Edward Waring – Instinctive Travels
Edward Waring is drawn to found objects. He seeks them out in auction showrooms and on the cluttered shelves of charity shops, reassembling them into new forms which explore the history of sculpture, the role of memory, and our relationship to the materials that accumulate around us across our lifetimes. The Sydney-based artist has created successive bodies of work which, while visually distinctive, share aesthetic and conceptual through- lines: from a children’s game to a favourite tinned food, from once-loved dolls to dust-collecting ornaments. The title of this exhibition riffs on the title of a 1990 record from A Tribe Called Quest, People's Instinctive Travels and the Paths of Rhythm. The hip hop group employed a diverse range of samples on the album, an approach sympathetic with Waring’s studio practice.
The works in Instinctive Travels, which Waring has dubbed memory sticks, investigate the potential of vintage crystal and glass.
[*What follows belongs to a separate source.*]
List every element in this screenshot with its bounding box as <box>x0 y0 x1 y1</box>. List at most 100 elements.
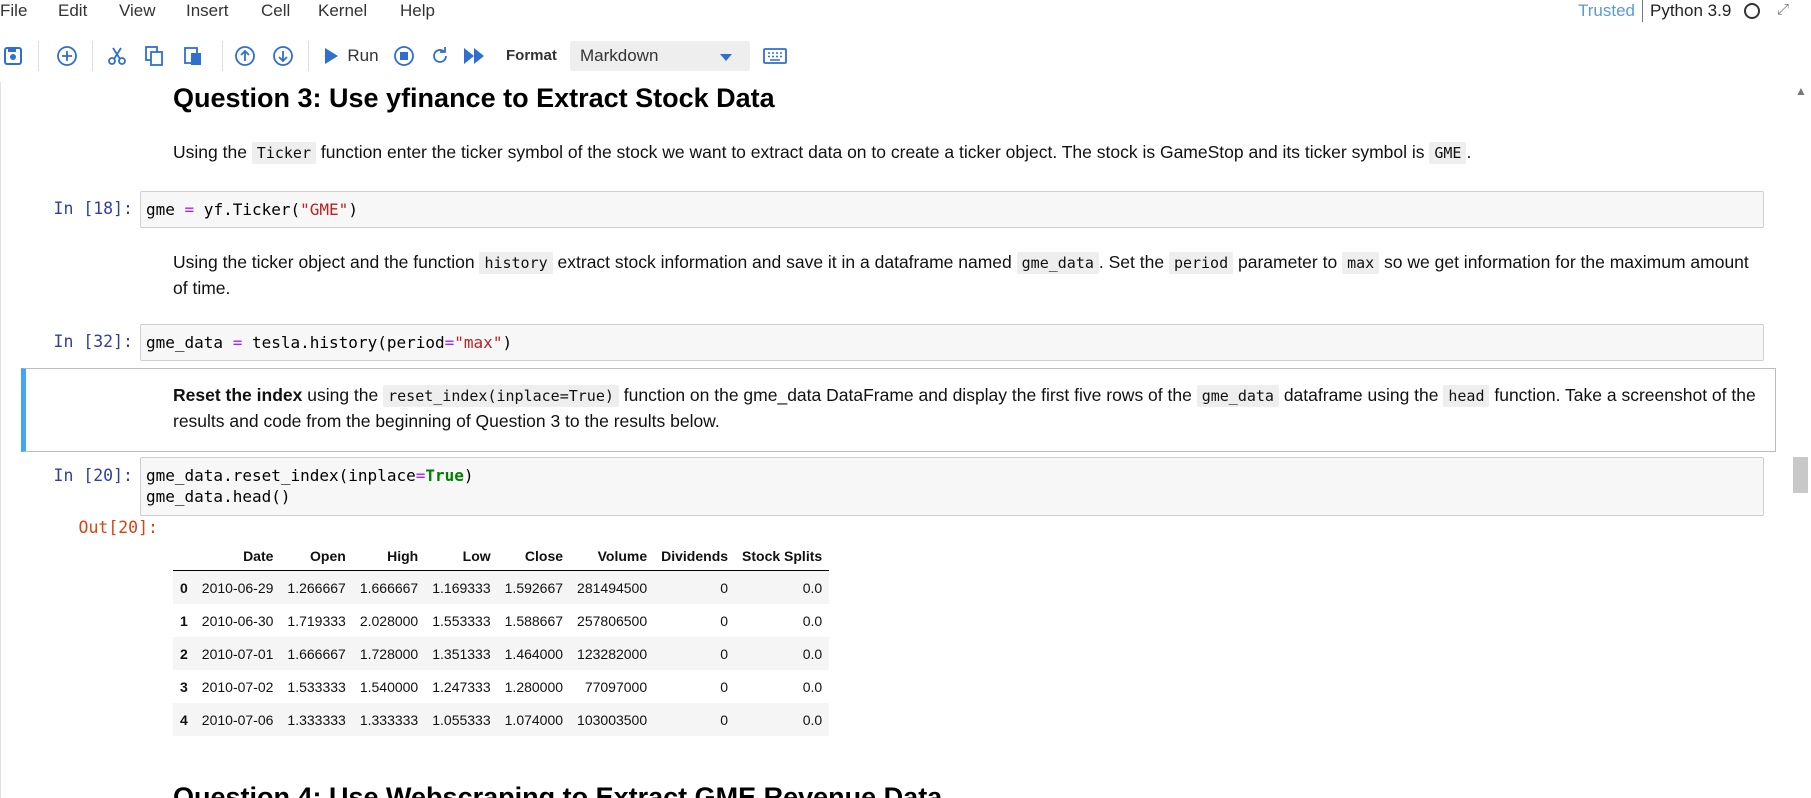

Anyone who came of age in 20th century Australia or (in Waring’s case) New Zealand, will recognise these once prized gifts and cherished heirlooms, which gradually accumulated in crystal cabinets and on mantlepieces across the suburbs. Set aside for a worthy occasion which never seemed to actually arise, they eventually made their way in droves to second-hand shops where they sit, still bearing the original stickers, gathering dust, a reflection of changing tastes and values.
Working instinctively in his ‘crystal lab’ to find formal balance in combinations of dishes, vases, ashtrays and candle-holders, the objects of his fascination have been turned on their heads, and accentuated through the introduction of colour. Waring paints the volume rather than the surface of these vessels, highlighting their interior curves and allowing light to play across the dimensions of the glass. The melancholy contained within these relics from a fading way of life, makes way for a warmer nostalgia, in which they are literally filled with colour and brought to life. Once upended, functionality gives way to form, and the viewer is drawn to the details, where transparent ubiquity had previously rendered them with a sameness.
Early works in this series drew on the epergne, or decorative rococo table centrepiece. As more unusual glass pieces began to assert their potential amongst the clusters of crystal clones on Waring’s studio shelves, these compositions have evolved into stacked totemic forms which travel across the sculptural landscape from ancient cultural objects, through to modernist sculpture, through to a contemporary artistic context. In their echoing of the human form and their suggestions of the organic within the man-made, they become more than the sum of their parts, conjuring new resonance. Like Swiss-born artist Ugo Rondinone’s iconic fluorescent land art piece Seven Magic Mountains (2016-21) in Nevada, USA, and the crochet-covered gourd sculptures of Melbourne artist Louise Weaver, Waring’s memory sticks belong to a contemporary art historical movement in which colour and totemic assemblage are explored as means to transform unremarkable materials into striking meeting points for past, present and future.
The exhibition also includes a number of new works from the artist’s series of champagne tables. These occasional tables are also built from stacked crystal, however unlike Waring’s memory sticks they remain transparent, lending themselves to a role as a spectacular support act rather than a colourful leading lady. The form and moniker of the champagne tables brings to mind a coupe à champagne, the wide-rimmed glass from which bubbles would slosh and spill with the gestures of the relaxed drinker.
Waring has layered personal, social and cultural histories in these works. Many are titled with women’s names of an earlier era, an homage to the friends of Waring’s mother whom he remembers in their drinking and partying heyday, occasions where glasses were filled to the brim with colour and clinking to life. These women’s individual stories, like those of these objects, can only be imagined. Other works feature song titles, notably from the Ryley Walker album Course In Fable, which became the studio soundtrack to this body of work. The distinct pastel and high-key palette, instinctively selected in complimentary combinations, subliminally entered Waring’s practice via the Moebius comic books which he read voraciously in his youth. Now, these colours invite the viewer to imagine the wine, sweets, candles or cigarettes that might have rested within these crystal containers – had they not been ‘kept for best’.